É a terceira tentativa, somente no governo Lula, de enquadrar as plataformas digitais. A primeira foi com o PL das Fake News, cuja votação foi adiada por pressão das big techs sobre os deputados. Depois, tentou-se por meio do PL dos Direitos Autorais, mas as divergências entre emissoras de TV e artistas impediram um acordo.

O texto que volta à tona tem como relator Gervásio Maia (PSB-PB) e trata exclusivamente da divisão das receitas publicitárias das plataformas com a mídia tradicional.
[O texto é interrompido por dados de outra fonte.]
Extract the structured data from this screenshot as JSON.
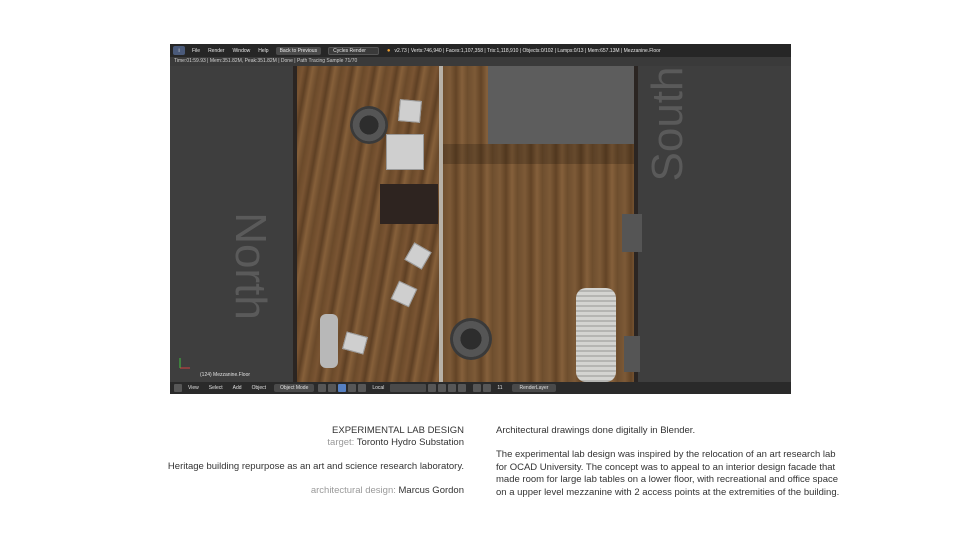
{
  "blender": {
    "menu": [
      "File",
      "Render",
      "Window",
      "Help"
    ],
    "back_button": "Back to Previous",
    "render_engine": "Cycles Render",
    "stats": "v2.73 | Verts:746,940 | Faces:1,107,358 | Tris:1,118,910 | Objects:0/102 | Lamps:0/13 | Mem:657.13M | Mezzanine.Floor",
    "render_status": "Time:01:59.93 | Mem:351.82M, Peak:351.82M | Done | Path Tracing Sample 71/70",
    "viewport_labels": {
      "north": "North",
      "south": "South"
    },
    "viewport_object": "(124) Mezzanine.Floor",
    "bottom_menu": [
      "View",
      "Select",
      "Add",
      "Object"
    ],
    "mode": "Object Mode",
    "pivot": "Local",
    "render_layer": "RenderLayer",
    "layer_number": "11",
    "accent_color": "#5680c2"
  },
  "captions": {
    "title": "EXPERIMENTAL LAB DESIGN",
    "target_label": "target:",
    "target_value": "Toronto Hydro Substation",
    "subtitle": "Heritage building repurpose as an art and science research laboratory.",
    "design_label": "architectural design:",
    "design_value": "Marcus Gordon",
    "desc_intro": "Architectural drawings done digitally in Blender.",
    "desc_body": "The experimental lab design was inspired by the relocation of an art research lab for OCAD University.  The concept was to appeal to an interior design facade that made room for large lab tables on a lower floor, with recreational and office space on a upper level mezzanine with 2 access points at the extremities of the building."
  }
}
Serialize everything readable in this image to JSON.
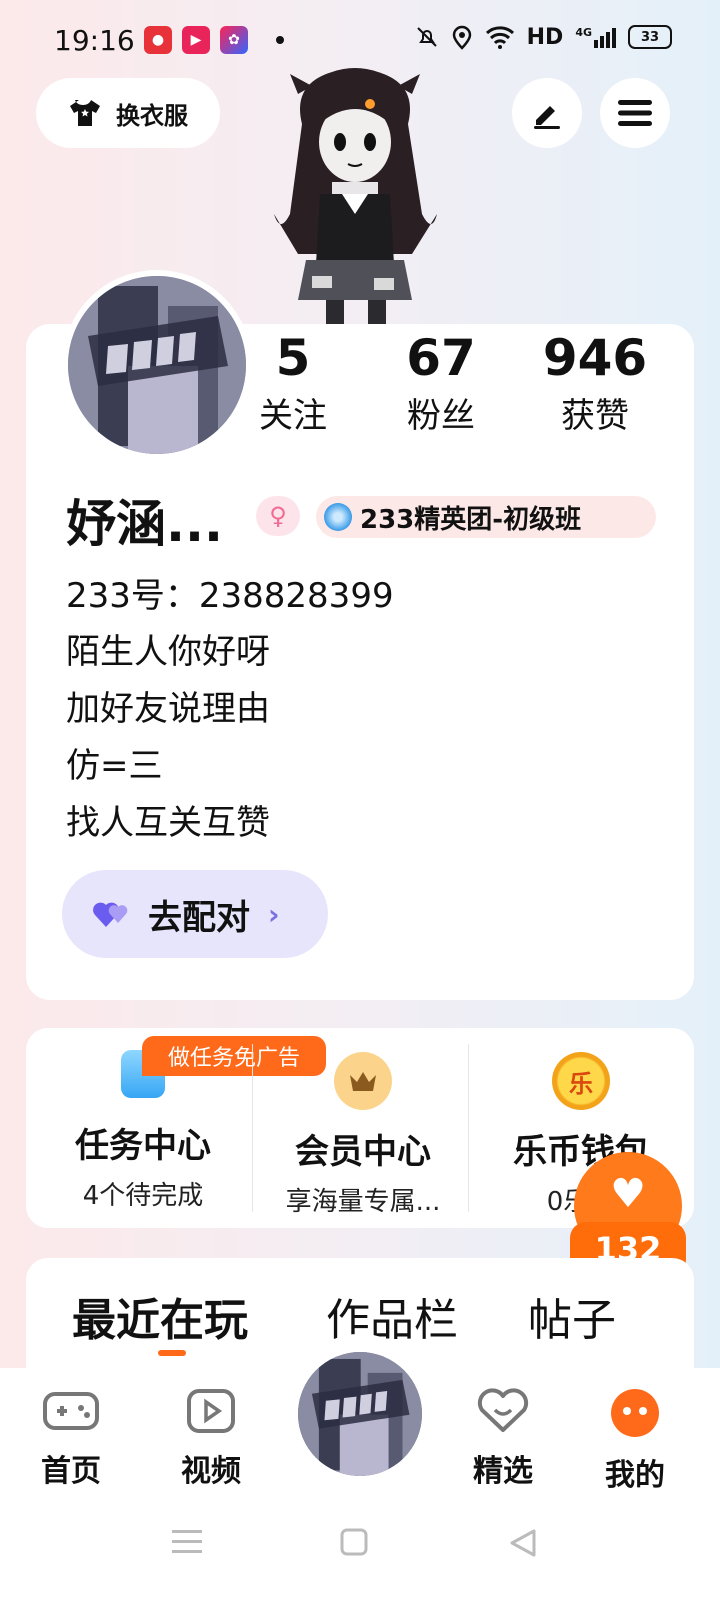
{
  "status_bar": {
    "time": "19:16",
    "network": "HD",
    "signal_label": "4G",
    "battery": "33",
    "icons": [
      "bell-off-icon",
      "location-icon",
      "wifi-icon",
      "signal-icon",
      "battery-icon"
    ]
  },
  "header": {
    "outfit_label": "换衣服",
    "edit_icon": "edit-icon",
    "menu_icon": "menu-icon"
  },
  "profile": {
    "stats": [
      {
        "value": "5",
        "label": "关注"
      },
      {
        "value": "67",
        "label": "粉丝"
      },
      {
        "value": "946",
        "label": "获赞"
      }
    ],
    "username": "妤涵...",
    "gender_icon": "female-icon",
    "rank_badge": "233精英团-初级班",
    "uid": "233号：238828399",
    "bio": [
      "陌生人你好呀",
      "加好友说理由",
      "仿=三",
      "找人互关互赞"
    ],
    "match_label": "去配对"
  },
  "services": [
    {
      "title": "任务中心",
      "subtitle": "4个待完成",
      "icon": "task-icon",
      "tag": "做任务免广告"
    },
    {
      "title": "会员中心",
      "subtitle": "享海量专属...",
      "icon": "crown-icon"
    },
    {
      "title": "乐币钱包",
      "subtitle": "0乐币",
      "icon": "coin-icon",
      "icon_text": "乐"
    }
  ],
  "floating_like": {
    "count": "132"
  },
  "tabs": [
    {
      "label": "最近在玩",
      "active": true
    },
    {
      "label": "作品栏",
      "active": false
    },
    {
      "label": "帖子",
      "active": false
    }
  ],
  "bottom_nav": [
    {
      "label": "首页",
      "icon": "gamepad-icon"
    },
    {
      "label": "视频",
      "icon": "play-icon"
    },
    {
      "label": "精选",
      "icon": "heart-chat-icon"
    },
    {
      "label": "我的",
      "icon": "face-icon",
      "active": true
    }
  ],
  "colors": {
    "accent": "#ff6a1a",
    "match_bg": "#e7e5fb",
    "heart_purple": "#6b5cf0"
  }
}
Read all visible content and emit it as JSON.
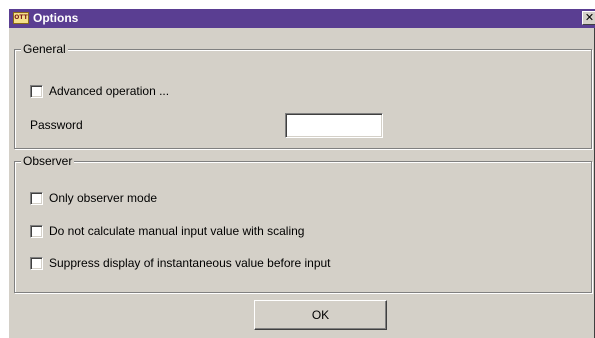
{
  "window": {
    "title": "Options",
    "app_icon_text": "OTT",
    "close_glyph": "✕",
    "title_color": "#5a3e92"
  },
  "general": {
    "legend": "General",
    "advanced_label": "Advanced operation ...",
    "advanced_checked": false,
    "password_label": "Password",
    "password_value": ""
  },
  "observer": {
    "legend": "Observer",
    "options": [
      {
        "label": "Only observer mode",
        "checked": false
      },
      {
        "label": "Do not calculate manual input value with scaling",
        "checked": false
      },
      {
        "label": "Suppress display of instantaneous value before input",
        "checked": false
      }
    ]
  },
  "buttons": {
    "ok_label": "OK"
  }
}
A matéria foi discutida em torno de uma possível mudança no Marco Civil da Internet.

Segundo o texto, terão direito à remuneração “pessoas jurídicas que produzam conteúdo jornalístico de forma original, regular, organizada e profissional, e que estejam constituídas há pelo menos 12 meses no Brasil”.

Os critérios para remuneração seriam o volume de conteúdo jornalístico original, a audiência nas próprias plataformas e o investimento da empresa. Em caso de impasse nas negociações entre as plataformas e os produtores de conteúdo, o projeto prevê a possibilidade de arbitragem, o que em última instância caberá à Administração Pública Federal.

O assunto não avança na Câmara desde maio. O presidente da casa, Arthur Lira (PP-AL), decidiu fatiar o projeto original do PL das Fake News para quebrar resistências e mesmo assim não houve acordo.